The childless aren’t here to compensate for those who have kids

Laura Kennedy: Why should the time of this man be less valuable than that of his colleague, who had chosen to have children?

The time of those with no children can only be considered ripe for the claiming by entitled people with children if they perceive that time as empty. Photograph: iStock

The time of those with no children can only be considered ripe for the claiming by entitled people with children if they perceive that time as empty. Photograph: iStock

 

There is a silent friction in our society. It is expressed in shifty, sidelong glances, the disapproving pursing of lips and besmirching of absent parties on coffee breaks. I have observed it for some time. I have talked with friends about it, and colleagues. It is the attitude of parents towards those without children, and vice versa.

Recently, when I was horsing indelicately into a fish-finger sandwich – that pragmatic culinary classic the hipsterisation of which I take great exception to (keep your cursed capers; propel them hence) – I overheard two men conversing. They were in their 30s and looked like the sort of people who had kept bad life decisions to a minimum.

Their eyes were bright, their shirts were ironed, and they looked like the sort of people you might give charitable consideration to if they suggested you switch your mortgage to the standard variable rate.

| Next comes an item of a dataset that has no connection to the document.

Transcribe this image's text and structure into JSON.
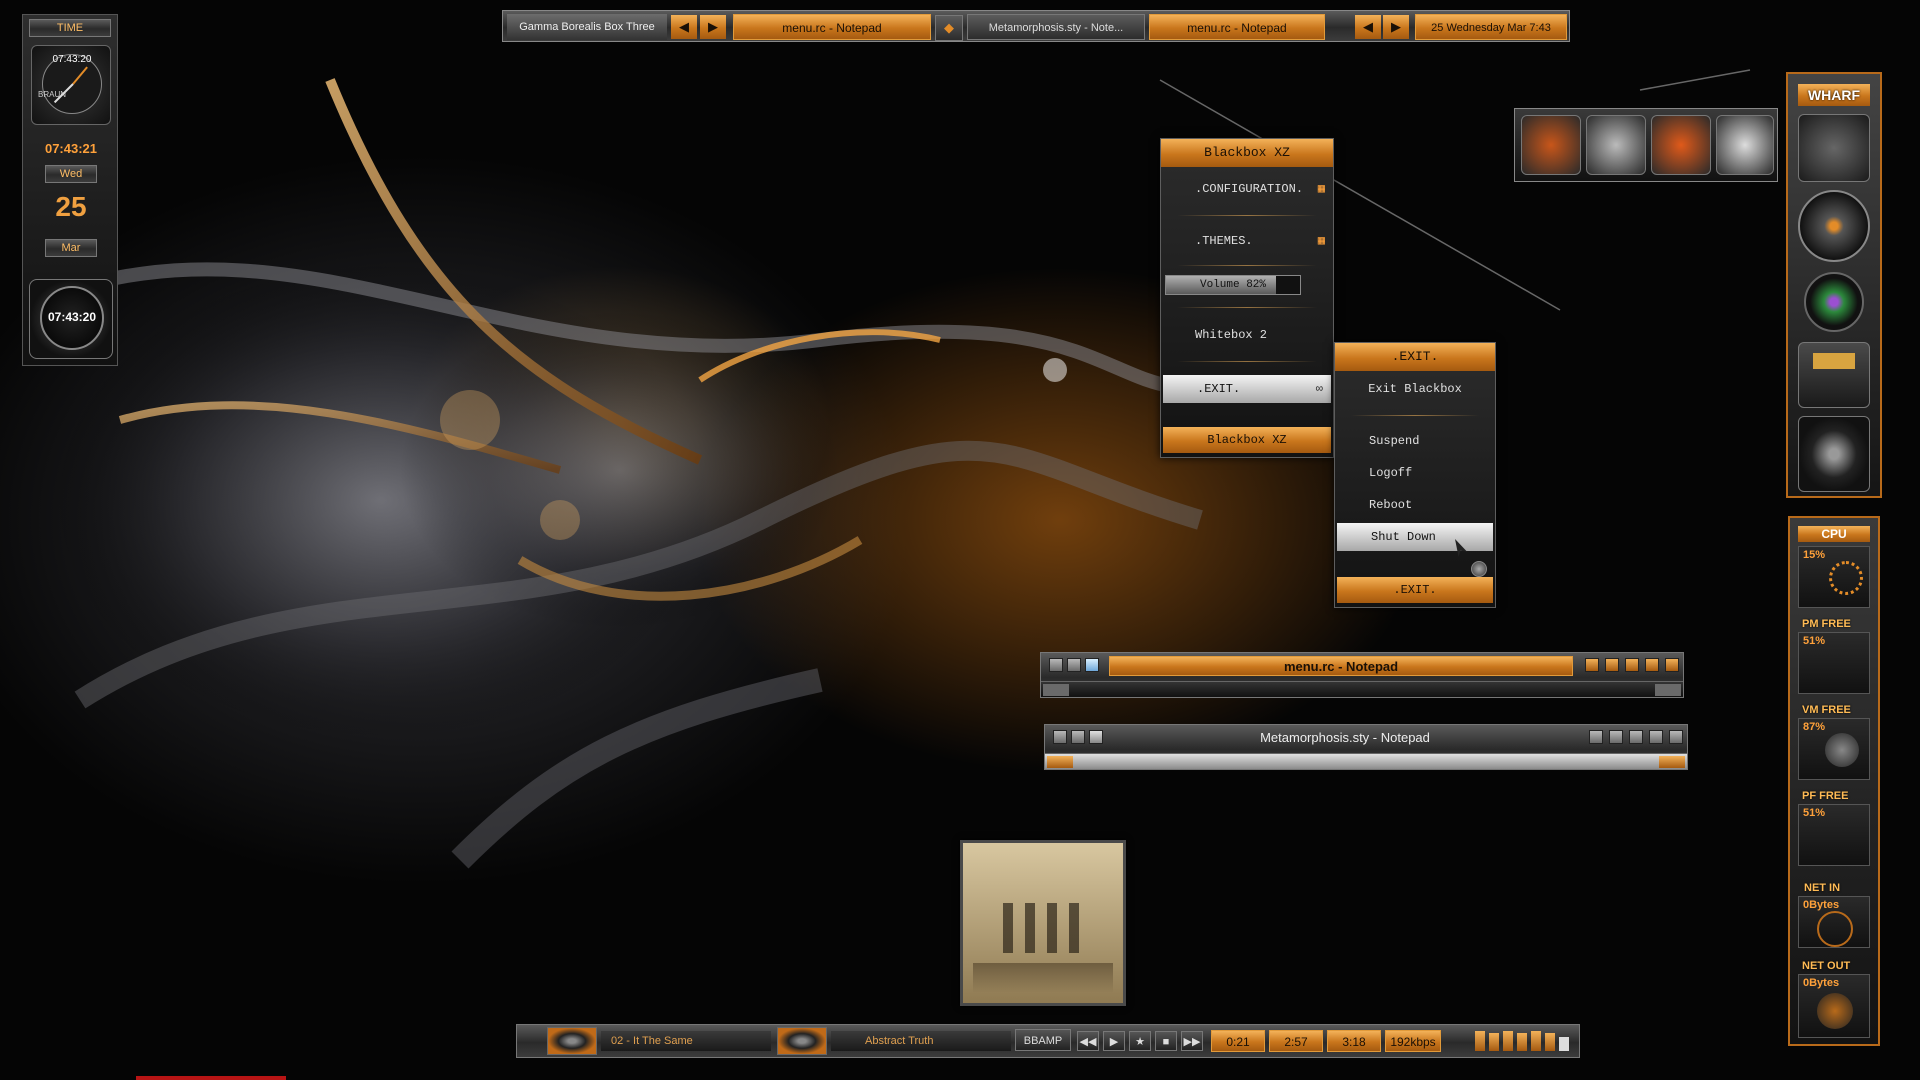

Had they suddenly transmogrified into puppies, you would adopt the two on the spot. I observed, while trying to dab clandestinely at a gobbet of mayonnaise that had dropped from my sandwich on to my arm, that they were discussing work colleagues. A good venting of office resentment, being richly fibrous as we all know, relaxes a person and keeps the bowels regular.

Child-free

I was, in truth, more interested in my notions sandwich and the restorative cup of Barry’s that accompanied it, but when the men’s conversation moved to a particular topic, I couldn’t help but be a little bit interested. It seemed clear neither of them had children. One of them, the fellow with what you might call a slightly more “curated” appearance, who evidently enjoyed sporting activities, was complaining he found it unacceptable that a colleague sometimes left the office early to attend his son’s football matches. The complainer, through a mouthful of hummus or some other such drab and mysterious goo, pointed out he would consequently be late for, or miss entirely, his own evening football practice as the colleague’s absence meant he had more work to do before he could leave.

This is hardly an apocalyptic scenario. The very crust of the Earth will not scream open and swallow us all with the injustice. However, it speaks to a presumption that seems to run deep within us – that the time of parents is more valuable than that of the childless. In families of adult children, it is often the sibling with no offspring of their own to whom the burden of care of elderly parents falls. Why, I thought, should the time of this floppy-haired man at the cafe – Tarquin or Gabriel or whatever other name his hair implied was his – be less valuable than that of his colleague who had chosen to have children?

Our time is our own

Surely our time is our own, and if we choose not to procreate, but instead to do laughter yoga or theoretical physics or whatever else in our own time (replica Victorian hat making, researching the antidotes to various snake poisons – take your pick) then that is as valid as anyone else’s choice? The time of those with no children can only be considered ripe for the claiming by entitled people with children if they perceive that time as empty. We have all heard it – “Sure what else are you doing?” The answer should rightly be: “I am massaging garlic butter into my knees – whatever I like; it’s none of your business.”

Tarquin or Gabriel or possibly Tybalt (he just had that vibe) was missing an aspect of his life that he enjoyed and breaking a commitment he made to himself and others essentially because someone loosely connected with him (let’s call him Greg) chose to be a father and to leave early in the name of the (admittedly important) obligations of fatherhood. I once knew a very unpleasant Greg, and consequently associate the name with truculent and liberty-taking men whose back hair points accusingly at you over the top of their collar like tufty, bristled fingers. Parenthood is a sacred and important duty, but it does not entitle parents to make demands on others. Those without children are not here to compensate for the commitments of those who have them. Most people know this, but there are always a few Gregs to contend with.